Sydney stayed quiet.
“Part of me thinks since I already screwed up, I should just go all the way. Just take him back from Gabby and get my way, and everyone else be damned.”
“You really think you could do that?” Sydney said with a half smile.
“I don’t know.” Bryce shrugged, even though she knew the answer was no. “How do you do it?”
“Do what?”
“Do what you want, and not care about what anybody else wants, or thinks?”
“Thanks a lot, Bryce.” Sydney’s voice was suddenly cold.
“Fine.” Bryce scooted to fully face her sister. “What is your deal, anyway? What is the deal with you?”
For the first time she’d seen since Bryce woke up, Sydney looked hurt. “What do you mean, my deal?”

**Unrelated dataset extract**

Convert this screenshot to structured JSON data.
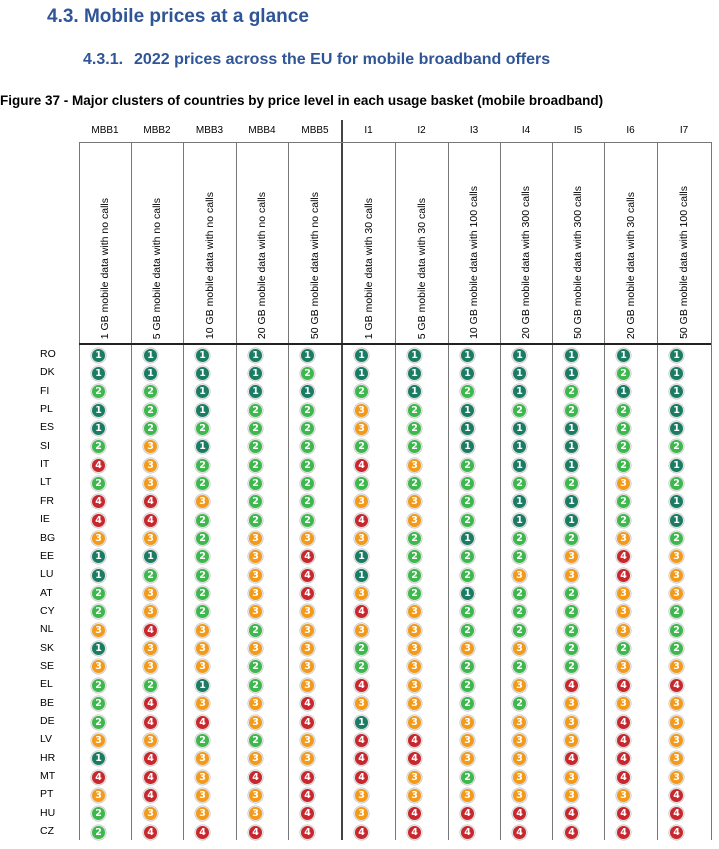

Bryce softened. “I don’t know.” She took a breath. “Syd, what happened between then and now?”
Sydney’s mouth tightened. “First of all, I’m not as bad as you think. You judge me, you get pissy every time you see me just because I look different than you, or because I go out, or whatever. But you
didn’t even give me a chance. You need to loosen up.”
Bryce shook her head. “You need to remember you have a family.”
“You need to understand that you were literally dead to the world, and everyone thought you were going to be dead forever.”
Bryce opened her mouth to respond, but something in Sydney’s voice made her stop. The bite was gone behind it.
Sydney continued. “I was so young, and I just…didn’t know how to deal. You were gone, and Mom and Dad…”
As Bryce began to understand, she felt a sharp pain in her chest, like a knife stuck in her. She thought of the vision she had seen, twelve-year-old Sydney crying quietly in the corner, with no one to hold her or wipe her tears. “They didn’t know how to deal, either.” Bryce’s eyes clouded with tears. She wanted to comfort Sydney now, like she used to, to tell her everything would be okay. But she knew Sydney didn’t need that anymore. She had grown up on her own.
Sydney just nodded. “It’s like, when something that bad can happen, anything can happen, you know?” Her voice began to shake. “And if you’re never sure if things are going to be okay, what’s the point of anything being okay? What is ‘okay,’ anyway? Because I sure as hell don’t know.”
Bryce let out, “But you’re more okay than I thought. And that’s good.” She looked at Sydney and touched her folded knee briefly. “You’re really smart.”
“Shut up,” Sydney said, dismissing her.
“You are,” Bryce shot back. “Smarter than me.”
“No!” Sydney said, raising her voice. Then she smiled back serenely. “I know.”
Bryce laughed, wiping her eyes on her sleeves.
“It’s nice to see you…” Like this, Bryce wanted to say. “It’s good to see you home.”
“Yeah.” Sydney rolled her eyes. “Got kind of burned out.”